Though the space—designed by architect Steven Holl—is adjacent to the Kennedy Center, accessible just off the river terrace, you’d be forgiven for thinking it’s a separate property entirely. The site of a former parking lot for buses is now a green lawn with three stark white pavilions dotting the landscape—not unlike the low-lying, green-meets-concrete aesthetic of the Glenstone Museum in Potomac, Md.
It’s once you descend down the wide stairs into the pavilions that the REACH’s purpose becomes evident. The lawn is a roof to a spacious arts center, with classrooms, lounging space, and venues for performances. Unlike the main Kennedy Center building, covered in rich fabrics and dotted with jeweled lighting fixtures, the REACH is stark white and modern. Skylights and expansive windows allow in plenty of light—in fact, only one performance space in the whole building (the Justice Forum) is able to be entirely cut off from natural light.
As Kennedy Center President Deborah Rutter put it on Thursday’s Kojo Nnamdi Show, it’s all meant to feel as though you could peek in on art or learning happening at any time.
“When you come and visit [the main building] at a non-performance time, you think it’s quiet and nothing’s happening, when in fact it’s a beehive of activity behind those marble walls,” Rutter said on Kojo. “It’s just that the way the building is designed didn’t give you an opportunity to see it all.”
It’s in this downstairs area that the Kennedy Center plans to host classes or meetings (in two classrooms named Macaroni and Sardar, after horses that belonged to the Kennedys), rehearsals or small performances (in studios J, F, or K), and interactive learning opportunities, like student field trips (in the Moonshot Studio). There’s room for socializing, too, at the Hyannis Port Coffee Shop or the Hammersmith Lounge made of comfy, mid century modern couches.

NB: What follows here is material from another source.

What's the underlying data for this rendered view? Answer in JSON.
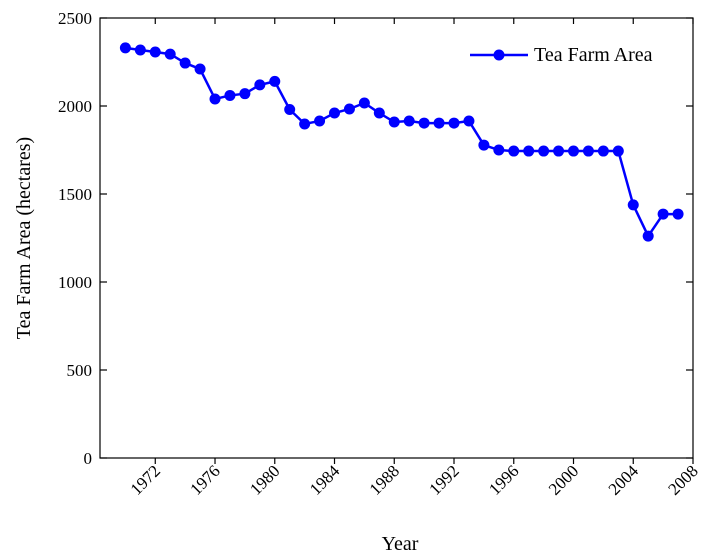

The walls can accommodate art, too—first up is the touring exhibit of former President George W. Bush’s paintings.
Nearby, the River Pavilion houses a River Cafe, offering food and drinks, and yet another performance space. It’s near the new pedestrian bridge that connects the Kennedy Center to the National Mall and Roosevelt Bridge (the very same one that shut down Rock Creek Parkway and the Potomac Parkway twice earlier this year).
While most of the space is meant to house performances or events, plenty of the REACH is just a big open place to just, well, hang out, like the reflecting pool, garden of gingko trees, and expansive lawn aboveground. This month’s opening festival will be the first opportunity for the Kennedy Center to see if people actually want to do that.
“I’m most excited to see how it all works,” says Iain Higgins, public relations coordinator for classical programming at the Kennedy Center. “We’ve been working in this space for so long, and it’s kind of been drilled into us, the focus on the community and I’m excited to see the community there to see what their reaction is. … Like, if you’re waiting for something in the main building, you can go here and hang out.”
Though this month’s festival is free, entry is granted with timed passes. For the three weekends included in the 16-day festival, all timed passes are sold out (weekdays—for now—are pretty open). If there’s space available, walk-up entry will be permitted on a first come, first served basis. The schedule is varied: There’s an outdoor screening of The Muppet Movie, workout classes, a dance workshop to learn Beyonce-inspired choreography, meet-and-greets with local chefs, a conversation with Oscar-nominated actress Yalitza Aparicio, among others. That’s in addition to art on display—you can’t miss the giant inflatable pigeon from artist Mo Willems, for example.
This post has been updated to correct the spelling for Steven Holl’s name.